Mundra Port achieved record performance, handling 46,000 TEUs in July and setting a new benchmark by loading 5,612 cars in under 40 hours. Hazira Port handled 0.51 MMT liquid volume, and Gangavaram Port recorded the highest coal despatch for the month. The AI-powered Strategic Command Center for marine operations became fully functional, while new skill-building centers at Mundra and Krishnapatnam were launched to align workforce development with APSEZ’s operational goals.

About the company

Adani Ports and Special Economic Zone (APSEZ), part of the Adani Group, is India’s leading integrated transport and logistics utility offering end-to-end “shore-to-door” services across ports, rail, road, and warehousing. Operating 15 ports and terminals, 12 logistics parks, 3.1 million sq. ft. of warehouses, and a fleet of 127 vessels with 25,000+ trucks, APSEZ handles 633 million tonnes annually, accounting for about 28 percent of India’s port volumes, and targets 1 billion tonnes by 2030. Recognized among the top 5 percent globally in S&P Global’s 2025 sustainability assessment, with five ports ranked in the World Bank’s 2024 Port Performance Index, APSEZ stands out for its operational excellence, scale, and digital infrastructure–driven logistics ecosystem.

A return on equity (ROE) of about 18.8 percent, a return on capital employed (ROCE) of about 13.8 percent and debt to equity ratio at 0.85 demonstrate the company’s financial position. At the moment, the company’s P/E ratio is 27.3x which is higher as compared to its industry P/E 27x.  
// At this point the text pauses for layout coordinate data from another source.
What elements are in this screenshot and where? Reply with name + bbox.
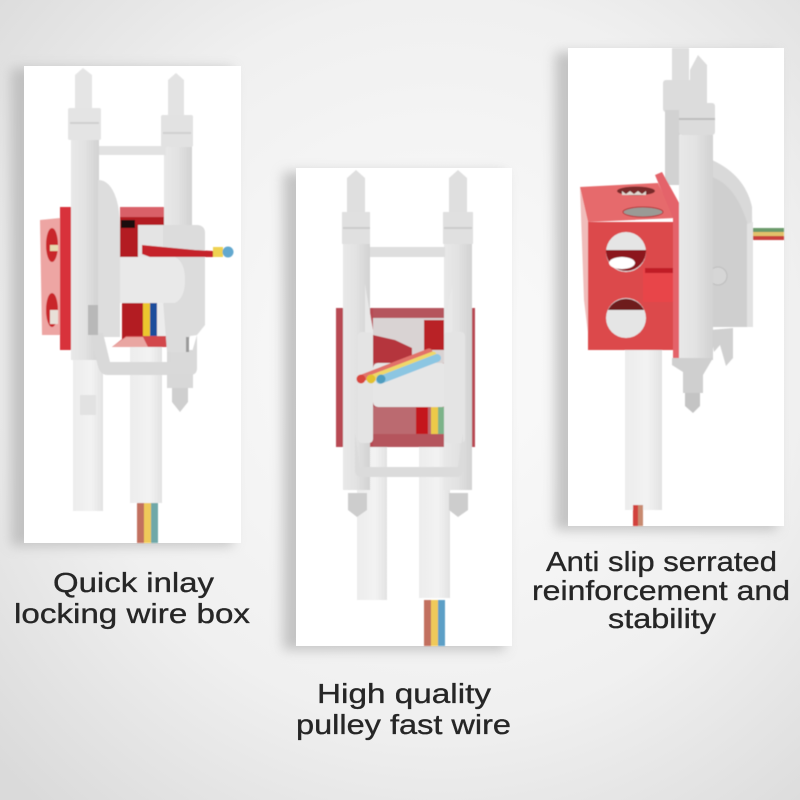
caption: high quality pulley: [296, 678, 511, 740]
caption: quick inlay: locking wire box: [14, 598, 250, 629]
caption: anti slip: Anti slip serrated: [546, 546, 777, 577]
product illustration: front-left view: [40, 68, 234, 543]
panel: anti slip serrated: [555, 48, 784, 530]
caption: anti slip: stability: [608, 603, 716, 634]
product illustration: side view: [580, 48, 784, 526]
product illustration: front view: [336, 170, 475, 646]
caption: quick inlay: [14, 567, 250, 629]
caption: anti slip: reinforcement and: [532, 575, 790, 606]
caption: high quality pulley: pulley fast wire: [296, 709, 511, 740]
panel: quick inlay wire box: [11, 66, 241, 546]
caption: anti slip: [532, 546, 790, 634]
panel: high quality pulley: [283, 168, 512, 650]
caption: quick inlay: Quick inlay: [53, 567, 214, 598]
caption: high quality pulley: High quality: [317, 678, 491, 709]
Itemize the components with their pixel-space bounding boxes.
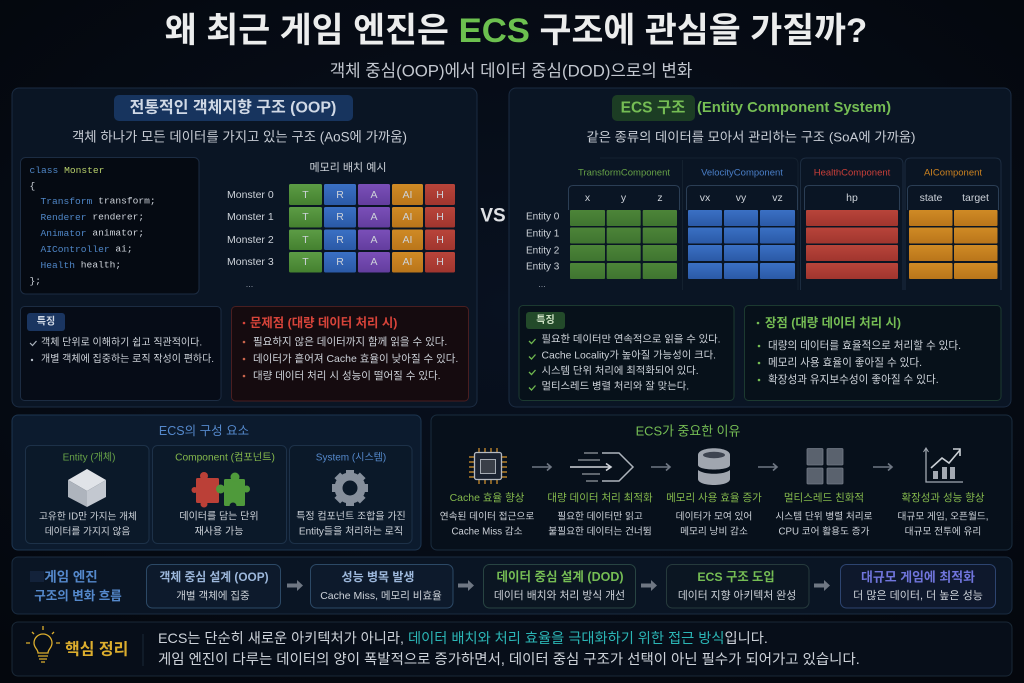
ECS features box: 필요한 데이터만 연속적으로 읽을 수 있다.	[542, 332, 721, 346]
arrow	[814, 580, 830, 591]
step: OOP: 객체 중심 설계 (OOP)	[159, 570, 269, 584]
ECS features box: 특징	[536, 314, 555, 326]
heading: ECS: ECS 구조	[621, 100, 685, 116]
memory layout chart: AI	[403, 256, 412, 268]
component data table: AIComponent	[924, 168, 982, 178]
item: scalability: 확장성과 성능 향상	[901, 491, 985, 504]
card: Component: Component (컴포넌트)	[175, 452, 275, 464]
memory layout chart: A	[370, 211, 378, 223]
card: Component: 데이터를 담는 단위	[179, 510, 259, 522]
step: ECS	[666, 564, 809, 608]
ECS features box	[519, 306, 734, 400]
code block: class Monster: Renderer renderer;	[40, 212, 144, 222]
heading: ECS	[612, 95, 891, 121]
card: System: 특정 컴포넌트 조합을 가진	[296, 510, 406, 522]
OOP problems box	[232, 306, 468, 401]
component data table: Entity 2	[526, 246, 560, 256]
summary text: 게임 엔진이 다루는 데이터의 양이 폭발적으로 증가하면서, 데이터 중심 구조가 선택이 아닌 필수가 되어가고 있습니다.	[158, 651, 860, 668]
components heading: ECS의 구성 요소	[159, 424, 249, 438]
component data table: vx	[700, 192, 711, 204]
ECS advantages box: 대량의 데이터를 효율적으로 처리할 수 있다.	[768, 340, 961, 352]
step: large games	[840, 564, 996, 608]
step: DOD: 데이터 배치와 처리 방식 개선	[494, 589, 625, 602]
ECS features box: 멀티스레드 병렬 처리와 잘 맞는다.	[542, 380, 689, 392]
memory layout chart: AI	[403, 234, 412, 246]
memory layout chart: Monster 2	[227, 234, 274, 246]
VS label: VS	[480, 206, 506, 226]
subtitle: 객체 중심(OOP)에서 데이터 중심(DOD)으로의 변화	[330, 62, 692, 80]
item: cache efficiency: Cache Miss 감소	[451, 526, 523, 538]
item: scalability: 대규모 전투에 유리	[905, 526, 981, 538]
code block: class Monster: };	[30, 276, 41, 286]
memory layout chart: T	[302, 234, 309, 246]
card: System: System (시스템)	[316, 452, 386, 464]
memory layout chart: T	[302, 256, 309, 268]
item: multithread friendly	[775, 448, 873, 538]
item: memory efficiency: 메모리 사용 효율 증가	[666, 492, 762, 504]
memory layout chart: R	[336, 256, 344, 268]
icon: chip	[469, 448, 507, 484]
memory layout chart: H	[436, 211, 444, 223]
heading: OOP: 전통적인 객체지향 구조 (OOP)	[130, 98, 336, 116]
ECS advantages box: 확장성과 유지보수성이 좋아질 수 있다.	[768, 373, 939, 386]
card: System: Entity들을 처리하는 로직	[299, 524, 403, 538]
icon: puzzle pieces	[192, 472, 250, 510]
arrow	[532, 464, 551, 470]
memory layout chart: AI	[403, 189, 412, 201]
OOP problems box: 문제점 (대량 데이터 처리 시)	[250, 315, 397, 330]
item: multithread friendly: 멀티스레드 친화적	[784, 491, 864, 504]
arrow	[287, 580, 303, 591]
OOP problems box: 대량 데이터 처리 시 성능이 떨어질 수 있다.	[253, 370, 441, 382]
item: multithread friendly: CPU 코어 활용도 증가	[779, 524, 870, 538]
memory layout chart: A	[370, 189, 378, 201]
memory layout chart: H	[436, 234, 444, 246]
code block: class Monster: Animator animator;	[40, 228, 144, 238]
component data table: vy	[736, 192, 747, 204]
icon: grid	[807, 448, 843, 484]
OOP description: 객체 하나가 모든 데이터를 가지고 있는 구조 (AoS에 가까움)	[72, 130, 407, 144]
ECS advantages box: 메모리 사용 효율이 좋아질 수 있다.	[768, 357, 922, 369]
memory layout chart: R	[336, 234, 344, 246]
OOP features box: 객체 단위로 이해하기 쉽고 직관적이다.	[41, 336, 202, 348]
memory layout chart: 메모리 배치 예시	[310, 161, 386, 174]
memory layout chart: A	[370, 234, 378, 246]
component data table: target	[962, 192, 989, 204]
item: memory efficiency	[666, 448, 762, 538]
ECS features box: Cache Locality가 높아질 가능성이 크다.	[542, 350, 716, 362]
heading: OOP	[114, 95, 353, 121]
code block: class Monster: AIController ai;	[40, 244, 133, 254]
memory layout chart: H	[436, 256, 444, 268]
ECS advantages box: 장점 (대량 데이터 처리 시)	[765, 316, 901, 330]
why heading: ECS가 중요한 이유	[636, 424, 741, 438]
step: large games: 더 많은 데이터, 더 높은 성능	[853, 589, 983, 602]
panel: key summary	[12, 622, 1012, 676]
icon: cube	[68, 469, 106, 507]
OOP features box	[20, 306, 221, 400]
item: bulk data processing	[547, 453, 653, 538]
step: ECS: 데이터 지향 아키텍처 완성	[678, 589, 796, 602]
card: Entity: 데이터를 가지지 않음	[45, 526, 130, 538]
item: bulk data processing: 필요한 데이터만 읽고	[557, 510, 643, 522]
component data table: HealthComponent	[814, 168, 891, 178]
step: OOP: 개별 객체에 집중	[176, 590, 250, 602]
memory layout chart: ...	[246, 279, 253, 289]
code block: class Monster: Health health;	[40, 260, 121, 270]
icon: fast arrow	[570, 453, 633, 481]
arrow	[758, 464, 777, 470]
step: OOP	[146, 564, 280, 608]
memory layout chart: AI	[403, 211, 412, 223]
memory layout chart: Monster 1	[227, 211, 274, 223]
component data table: Entity 0	[526, 212, 560, 222]
component data table	[526, 158, 1001, 290]
flow heading	[30, 570, 122, 603]
title: 왜 최근 게임 엔진은 ECS 구조에 관심을 가질까?	[165, 11, 867, 50]
icon: light bulb	[26, 626, 60, 662]
item: bulk data processing: 불필요한 데이터는 건너뜀	[548, 526, 652, 538]
component data table: z	[657, 192, 663, 204]
memory layout chart: H	[436, 189, 444, 201]
item: scalability: 대규모 게임, 오픈월드,	[898, 510, 988, 522]
memory layout chart: R	[336, 189, 344, 201]
OOP features box: 특징	[37, 316, 55, 328]
item: bulk data processing: 대량 데이터 처리 최적화	[547, 492, 653, 504]
component data table: ...	[538, 279, 546, 289]
panel: evolution flow	[12, 557, 1012, 614]
item: multithread friendly: 시스템 단위 병렬 처리로	[775, 510, 873, 522]
panel: why ECS matters	[431, 415, 1012, 550]
card: Entity: Entity (개체)	[63, 452, 115, 464]
summary text: ECS는 단순히 새로운 아키텍처가 아니라, 데이터 배치와 처리 효율을 극대화하기 위한 접근 방식입니다.	[158, 630, 768, 647]
card: System	[290, 446, 412, 544]
arrow	[873, 464, 892, 470]
item: cache efficiency: 연속된 데이터 접근으로	[440, 510, 534, 522]
item: memory efficiency: 데이터가 모여 있어	[676, 510, 752, 522]
component data table: state	[920, 192, 943, 204]
ECS advantages box	[744, 306, 1001, 400]
item: scalability	[898, 448, 988, 538]
panel: ECS components	[12, 415, 421, 550]
ECS description: 같은 종류의 데이터를 모아서 관리하는 구조 (SoA에 가까움)	[587, 130, 915, 144]
code block: class Monster: Transform transform;	[40, 196, 156, 206]
summary text	[158, 630, 860, 668]
OOP problems box: 필요하지 않은 데이터까지 함께 읽을 수 있다.	[253, 335, 447, 348]
step: DOD: 데이터 중심 설계 (DOD)	[496, 570, 624, 584]
panel: OOP structure	[12, 88, 477, 407]
item: cache efficiency	[440, 448, 534, 538]
step: bottleneck: Cache Miss, 메모리 비효율	[320, 590, 442, 602]
flow heading: 게임 엔진	[44, 570, 98, 584]
arrow	[458, 580, 474, 591]
icon: database	[698, 448, 730, 485]
step: bottleneck: 성능 병목 발생	[342, 570, 414, 584]
item: cache efficiency: Cache 효율 향상	[450, 492, 525, 504]
icon: growth chart	[924, 448, 963, 482]
memory layout chart: R	[336, 211, 344, 223]
step: large games: 대규모 게임에 최적화	[861, 570, 975, 584]
component data table: Entity 1	[526, 228, 560, 240]
code block: class Monster	[20, 158, 199, 294]
card: Entity: 고유한 ID만 가지는 개체	[39, 510, 137, 522]
panel: ECS structure	[509, 88, 1011, 407]
arrow	[651, 464, 670, 470]
card: Component	[152, 446, 286, 544]
OOP features box: 개별 객체에 집중하는 로직 작성이 편하다.	[41, 352, 214, 365]
component data table: VelocityComponent	[701, 168, 783, 178]
memory layout chart: Monster 0	[227, 189, 274, 201]
step: DOD	[484, 564, 636, 608]
ECS features box: 시스템 단위 처리에 최적화되어 있다.	[542, 364, 699, 377]
component data table: hp	[846, 192, 858, 204]
memory layout chart: A	[370, 256, 378, 268]
arrow	[641, 580, 657, 591]
code block: class Monster: {	[30, 180, 35, 192]
summary label: 핵심 정리	[65, 640, 128, 658]
flow heading: 구조의 변화 흐름	[34, 588, 122, 603]
OOP problems box: 데이터가 흩어져 Cache 효율이 낮아질 수 있다.	[253, 352, 458, 365]
memory layout chart: Monster 3	[227, 256, 274, 268]
code block: class Monster: class Monster	[30, 164, 104, 176]
component data table: x	[585, 192, 591, 204]
icon: gear	[332, 470, 368, 506]
memory layout chart: T	[302, 211, 309, 223]
component data table: TransformComponent	[578, 168, 670, 178]
step: bottleneck	[310, 564, 453, 608]
step: ECS: ECS 구조 도입	[697, 570, 775, 584]
component data table: vz	[772, 192, 783, 204]
heading: ECS: (Entity Component System)	[697, 100, 891, 116]
component data table: y	[621, 192, 627, 204]
memory layout chart: T	[302, 189, 309, 201]
memory layout chart	[227, 161, 455, 289]
card: Entity	[26, 446, 149, 544]
card: Component: 재사용 가능	[195, 526, 243, 538]
item: memory efficiency: 메모리 낭비 감소	[680, 526, 748, 538]
component data table: Entity 3	[526, 262, 560, 272]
As of September 2025, the company’s shareholding pattern shows that promoters hold 65.89 percent of the total equity, indicating strong promoter ownership. Foreign Institutional Investors (FIIs) hold 13.61 percent, while Domestic Institutional Investors (DIIs) own 15.03 percent. The public shareholding stands at 5.48 percent, reflecting a healthy level of institutional participation in the company.